Mahnung an gerechtere Gesellschaft
Am heutigen Weltalphabetisierungstag bestimmte eine Jury aus erwachsenen Menschen mit geringer Lese- und Schreibkompetenz den Begriff als besonders komplex und oftmals schwer lesbar sowie zudem auch schwer verständlich. Der Verein kritisiert dabei das Wort an sich, nicht die Aufgaben der betreffenden Personen dahinter oder den Einsatz für die LGBTIQ+-Community sowie anderweitig marginalisierter Menschen, die von Diskriminierung betroffen sind. Der Titel des „Wortgetüms“ wurde in diesem Jahr erstmals vergeben.
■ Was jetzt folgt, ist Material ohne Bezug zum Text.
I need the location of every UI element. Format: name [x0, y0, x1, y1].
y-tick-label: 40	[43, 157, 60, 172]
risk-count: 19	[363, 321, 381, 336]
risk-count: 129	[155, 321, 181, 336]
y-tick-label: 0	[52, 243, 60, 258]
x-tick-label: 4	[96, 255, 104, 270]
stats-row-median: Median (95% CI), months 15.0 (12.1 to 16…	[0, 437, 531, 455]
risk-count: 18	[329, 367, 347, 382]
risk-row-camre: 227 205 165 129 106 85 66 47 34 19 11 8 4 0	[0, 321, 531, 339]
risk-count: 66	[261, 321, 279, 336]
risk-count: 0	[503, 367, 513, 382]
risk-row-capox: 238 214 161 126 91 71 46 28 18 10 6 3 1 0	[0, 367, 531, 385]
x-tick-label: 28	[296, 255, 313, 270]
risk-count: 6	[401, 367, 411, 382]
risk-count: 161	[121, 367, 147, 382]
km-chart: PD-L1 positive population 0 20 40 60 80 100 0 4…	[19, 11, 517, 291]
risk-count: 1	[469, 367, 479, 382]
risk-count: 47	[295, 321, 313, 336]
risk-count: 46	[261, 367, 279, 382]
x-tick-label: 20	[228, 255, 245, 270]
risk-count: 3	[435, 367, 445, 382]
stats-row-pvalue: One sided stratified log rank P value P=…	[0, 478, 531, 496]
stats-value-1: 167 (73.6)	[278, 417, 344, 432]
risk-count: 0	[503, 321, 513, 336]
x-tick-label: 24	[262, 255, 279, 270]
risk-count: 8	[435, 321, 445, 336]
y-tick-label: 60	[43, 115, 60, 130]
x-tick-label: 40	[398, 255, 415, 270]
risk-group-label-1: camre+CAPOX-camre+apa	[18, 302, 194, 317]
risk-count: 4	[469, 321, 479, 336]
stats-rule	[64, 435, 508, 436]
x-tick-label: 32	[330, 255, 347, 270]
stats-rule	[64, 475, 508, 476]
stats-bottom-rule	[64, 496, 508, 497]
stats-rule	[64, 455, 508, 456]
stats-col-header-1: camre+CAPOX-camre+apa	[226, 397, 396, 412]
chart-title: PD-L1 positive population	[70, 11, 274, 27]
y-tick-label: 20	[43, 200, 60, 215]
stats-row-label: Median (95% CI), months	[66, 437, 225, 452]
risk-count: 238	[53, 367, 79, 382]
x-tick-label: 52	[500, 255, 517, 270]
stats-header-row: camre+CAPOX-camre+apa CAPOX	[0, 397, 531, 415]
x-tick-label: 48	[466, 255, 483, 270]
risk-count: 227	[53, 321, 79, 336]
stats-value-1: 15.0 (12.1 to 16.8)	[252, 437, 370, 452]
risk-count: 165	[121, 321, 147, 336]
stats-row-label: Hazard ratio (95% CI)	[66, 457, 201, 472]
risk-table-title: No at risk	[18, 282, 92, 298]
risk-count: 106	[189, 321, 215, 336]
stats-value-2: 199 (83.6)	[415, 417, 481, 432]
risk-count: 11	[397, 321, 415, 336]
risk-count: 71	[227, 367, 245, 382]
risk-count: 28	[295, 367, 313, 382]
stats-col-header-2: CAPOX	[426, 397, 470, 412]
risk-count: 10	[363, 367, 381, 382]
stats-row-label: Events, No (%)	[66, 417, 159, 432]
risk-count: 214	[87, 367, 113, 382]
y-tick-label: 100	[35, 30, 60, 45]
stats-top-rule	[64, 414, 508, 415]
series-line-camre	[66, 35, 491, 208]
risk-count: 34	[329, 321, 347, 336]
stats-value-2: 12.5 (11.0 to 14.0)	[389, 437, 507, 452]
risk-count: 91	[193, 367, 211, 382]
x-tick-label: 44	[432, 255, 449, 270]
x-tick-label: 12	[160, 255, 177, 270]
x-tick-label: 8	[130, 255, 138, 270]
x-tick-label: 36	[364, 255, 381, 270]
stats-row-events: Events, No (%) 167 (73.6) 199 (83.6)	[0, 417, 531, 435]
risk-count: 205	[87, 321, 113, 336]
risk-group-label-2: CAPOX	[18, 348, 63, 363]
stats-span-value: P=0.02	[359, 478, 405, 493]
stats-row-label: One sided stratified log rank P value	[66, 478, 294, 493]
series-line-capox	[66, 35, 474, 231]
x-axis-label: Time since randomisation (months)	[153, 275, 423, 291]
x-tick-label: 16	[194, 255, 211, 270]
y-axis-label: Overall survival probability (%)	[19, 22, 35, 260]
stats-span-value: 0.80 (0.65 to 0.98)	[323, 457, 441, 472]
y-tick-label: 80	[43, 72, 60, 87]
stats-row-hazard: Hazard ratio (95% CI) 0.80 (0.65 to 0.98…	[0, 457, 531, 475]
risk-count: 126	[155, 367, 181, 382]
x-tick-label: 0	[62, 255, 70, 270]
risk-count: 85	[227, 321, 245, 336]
Ziel der Aktion ist es dabei, für eine besser verständlichere und lesbare Sprache zu werben. Seit 1967 wird der Weltalphabetisierungstag begangen. Nach Angaben der UNESCO sei es dabei besonders wichtig, auch „politische Entscheidungsträger, Fachleute und die Öffentlichkeit“ daran zu erinnern, wie wichtig Lesen und Schreiben für eine „gerechtere und friedlichere Gesellschaft sind“. In Deutschland haben laut einer Studie der Universität Hamburg LEO 6,2 Millionen Erwachsene (rund 12%) geringe Lese- und Schreibkompetenzen und weitere 10,6 Millionen (rund 20%) schreiben fehlerhaft – davon sind auch zahlreiche Menschen in der queeren Community betroffen.